2019 Gearhead Princess Pet’Nat
2019 Gearhead Princess Pet’Nat
Region: Love Ranch Vineyard < Madera < California (Marsanne)
Lolonis Vineyard < Mendocino < California (Valdiguié)
Grapes: 80% Marsanne, 20% Valdiguié
Vineyard/Cellar Stats: Marsanne from Love Ranch: CCOF-certified organic farming, dry-farmed vineyards on thin soils of granitic schist; grapes came in cold and took 3 days to ferment carbonically because the yeasts needed to warm up; Valdiguié from CCOF-certified organic, dry-farmed Lolonis Vineyard in Mendocino, fermented carbonically, no treading or adding of Co2; 15 day fermentation process before bottling at 1.5 brix, unfined/unfiltered with nothing added (zero-zero); 11% ABV; 18 cases
Winemaker: Craig West
Our buddy Noel of Purity turned us on to his buddy, Craig West, who makes wine at Noel’s Richmond facility for his upstart natural wine label, Gearhead. Craig was a fisherman and a baker for Acme Bread, but when he met Noel and started helping him with production, he decided that this was his calling and pivoted to wine. Now he makes tiny lots of wine from organic farming, all foot tread, many with carbonic maceration, and all sans sulfur.

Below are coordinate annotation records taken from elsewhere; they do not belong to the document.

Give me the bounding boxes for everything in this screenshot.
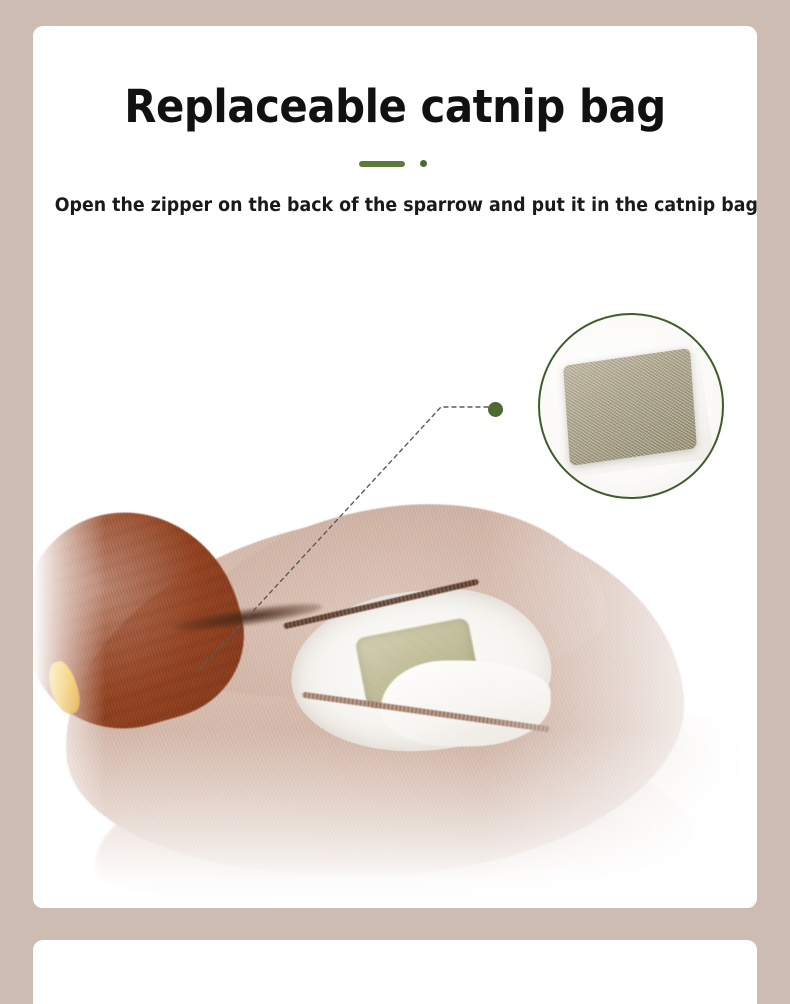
callout-marker-dot-icon bbox=[488, 402, 503, 417]
section-divider bbox=[359, 158, 431, 168]
divider-dot-icon bbox=[420, 160, 427, 167]
content-card-next bbox=[33, 940, 757, 1004]
page-title: Replaceable catnip bag bbox=[58, 82, 731, 132]
content-card-catnip-bag: Replaceable catnip bag Open the zipper o… bbox=[33, 26, 757, 908]
divider-bar bbox=[359, 161, 405, 167]
heading-block: Replaceable catnip bag Open the zipper o… bbox=[33, 26, 757, 216]
catnip-bag-closeup bbox=[563, 348, 697, 466]
callout-circle-inset bbox=[538, 313, 724, 499]
page-subtitle: Open the zipper on the back of the sparr… bbox=[55, 195, 736, 216]
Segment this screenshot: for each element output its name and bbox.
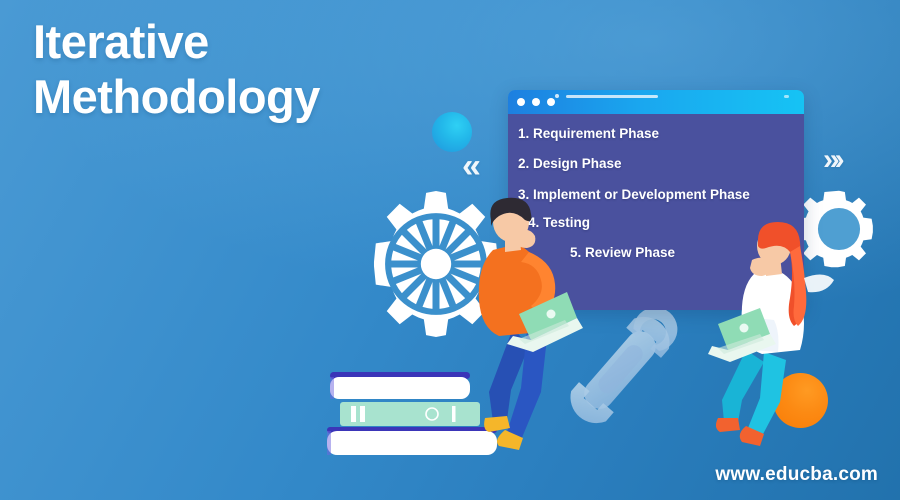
titlebar-right-marker xyxy=(784,95,789,98)
page-title: Iterative Methodology xyxy=(33,14,463,125)
poster-canvas: Iterative Methodology « »› xyxy=(0,0,900,500)
titlebar-tick xyxy=(555,94,559,98)
cyan-circle-decoration xyxy=(432,112,472,152)
window-dot-close[interactable] xyxy=(517,98,525,106)
phase-item-1: 1. Requirement Phase xyxy=(518,125,794,142)
double-chevron-right-icon: »› xyxy=(823,143,840,177)
seated-man-with-laptop-illustration xyxy=(455,196,585,458)
watermark-url: www.educba.com xyxy=(715,464,878,486)
window-dot-maximize[interactable] xyxy=(547,98,555,106)
double-chevron-left-icon: « xyxy=(462,147,477,186)
window-controls[interactable] xyxy=(517,98,555,106)
seated-woman-with-laptop-illustration xyxy=(708,222,836,456)
titlebar-address-line xyxy=(566,95,658,98)
phase-item-2: 2. Design Phase xyxy=(518,155,794,172)
window-dot-minimize[interactable] xyxy=(532,98,540,106)
window-titlebar xyxy=(508,90,804,114)
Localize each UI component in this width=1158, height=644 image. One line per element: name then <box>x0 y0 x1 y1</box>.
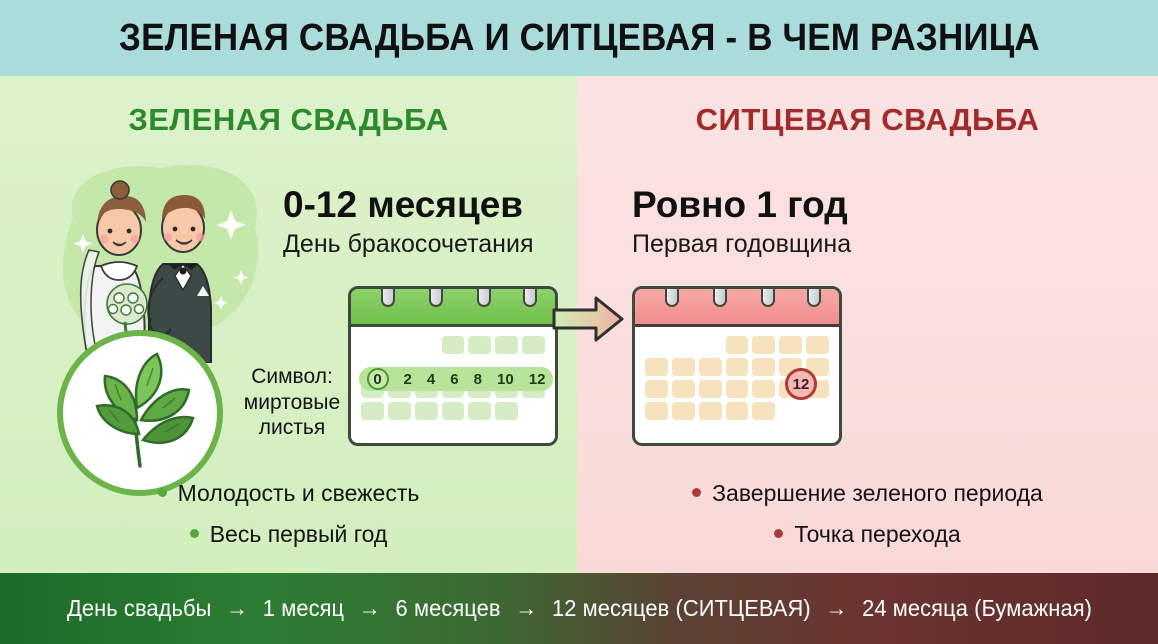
green-calendar: 0 2 4 6 8 10 12 <box>348 286 558 446</box>
bullet-dot-icon <box>774 529 783 538</box>
left-column-title: ЗЕЛЕНАЯ СВАДЬБА <box>0 102 577 138</box>
calendar-grid-green: 0 2 4 6 8 10 12 <box>351 327 555 428</box>
calendar-grid-pink: 12 <box>635 327 839 428</box>
arrow-icon: → <box>515 595 537 621</box>
timeline-step: 6 месяцев <box>395 595 500 621</box>
right-arrow-icon <box>552 294 624 344</box>
timeline-step: 24 месяца (Бумажная) <box>862 595 1092 621</box>
left-symbol-line1: Символ: <box>228 364 356 390</box>
calendar-rings-green <box>351 286 558 307</box>
right-column-title: СИТЦЕВАЯ СВАДЬБА <box>577 102 1158 138</box>
right-headline: Ровно 1 год <box>632 184 851 226</box>
calendar-highlight-row: 0 2 4 6 8 10 12 <box>359 367 553 391</box>
calendar-number: 8 <box>474 371 482 388</box>
myrtle-leaves-icon <box>57 330 223 496</box>
list-item: Завершение зеленого периода <box>577 480 1158 507</box>
right-panel: СИТЦЕВАЯ СВАДЬБА <box>577 76 1158 573</box>
list-item: Точка перехода <box>577 521 1158 548</box>
left-bullet-text: Молодость и свежесть <box>178 480 420 506</box>
bullet-dot-icon <box>692 488 701 497</box>
left-bullet-text: Весь первый год <box>210 521 388 547</box>
calendar-number: 4 <box>427 371 435 388</box>
arrow-icon: → <box>358 595 380 621</box>
calendar-circled-number-green: 0 <box>367 368 389 390</box>
page-header: ЗЕЛЕНАЯ СВАДЬБА И СИТЦЕВАЯ - В ЧЕМ РАЗНИ… <box>0 0 1158 76</box>
body-area: ЗЕЛЕНАЯ СВАДЬБА <box>0 76 1158 573</box>
timeline-step: 12 месяцев (СИТЦЕВАЯ) <box>551 595 810 621</box>
arrow-icon: → <box>226 595 248 621</box>
bullet-dot-icon <box>190 529 199 538</box>
left-symbol-line2: миртовые <box>228 390 356 416</box>
list-item: Весь первый год <box>0 521 577 548</box>
calendar-number: 6 <box>450 371 458 388</box>
left-symbol-line3: листья <box>228 415 356 441</box>
bullet-dot-icon <box>158 488 167 497</box>
calendar-number: 10 <box>497 371 514 388</box>
list-item: Молодость и свежесть <box>0 480 577 507</box>
page-title: ЗЕЛЕНАЯ СВАДЬБА И СИТЦЕВАЯ - В ЧЕМ РАЗНИ… <box>119 17 1040 60</box>
left-symbol-label: Символ: миртовые листья <box>228 364 356 441</box>
left-bullets: Молодость и свежесть Весь первый год <box>0 480 577 562</box>
right-bullet-text: Завершение зеленого периода <box>712 480 1043 506</box>
right-bullet-text: Точка перехода <box>794 521 960 547</box>
calendar-number: 12 <box>529 371 546 388</box>
pink-calendar: 12 <box>632 286 842 446</box>
right-bullets: Завершение зеленого периода Точка перехо… <box>577 480 1158 562</box>
calendar-number: 2 <box>404 371 412 388</box>
timeline-step: День свадьбы <box>66 595 210 621</box>
left-headline-block: 0-12 месяцев День бракосочетания <box>283 184 533 259</box>
arrow-icon: → <box>825 595 847 621</box>
infographic-page: ЗЕЛЕНАЯ СВАДЬБА И СИТЦЕВАЯ - В ЧЕМ РАЗНИ… <box>0 0 1158 644</box>
calendar-rings-pink <box>635 286 842 307</box>
timeline-step: 1 месяц <box>262 595 343 621</box>
left-headline: 0-12 месяцев <box>283 184 533 226</box>
right-headline-block: Ровно 1 год Первая годовщина <box>632 184 851 259</box>
calendar-circled-number-pink: 12 <box>785 368 817 400</box>
left-subhead: День бракосочетания <box>283 230 533 259</box>
left-panel: ЗЕЛЕНАЯ СВАДЬБА <box>0 76 577 573</box>
right-subhead: Первая годовщина <box>632 230 851 259</box>
timeline-text: День свадьбы → 1 месяц → 6 месяцев → 12 … <box>66 595 1091 622</box>
timeline-footer: День свадьбы → 1 месяц → 6 месяцев → 12 … <box>0 573 1158 644</box>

Craig is scrappy like most of the new natty crew in California, and searches high and low for organic fruit to purchase. For this wine, he struck gold with pristine Marsanne from the CCOF-certified Love Ranch Vineyard not far from Yosemite, which was established in 1994 by Diana and Steve Love and planted to Rhone varieties. He planned on making a straight Marsanne, but one day Craig disgorged a bottle of this alongside a bottle of Valdiguié and started playing mad scientist. He topped up the Marsanne with some Valdiguié, and upon witnessing the alchemy of savory Marsanne with high-acid Valdiguié -- not to mention to glorious orange Tang color of the blend -- he knew he had to marry the two grapes into this fizzy red/white mashup. For the whimsical label art, he turned to his talented 10-year old daughter, who drove a hard bargain and charged dad $50 for the rights to her princess drawing. And thus the Princess Pet’Nat was born. We tasted this wine before it was bottled, and fell in love with the salty grapefruit juice that glows a neon orange and tastes just like a Salty Dog cocktail. In fact, we tried to convince him to call it Salty Dog and throw a nautical pup on the label. Princess, Salty Dog, whatever its called, if you’re a Pet-natty drinker, this crazy delicious wine is calling your name. But Craig only made 18 cases total, and we got 4, so there isn’t much to go around. Go forth and order before it’s gone.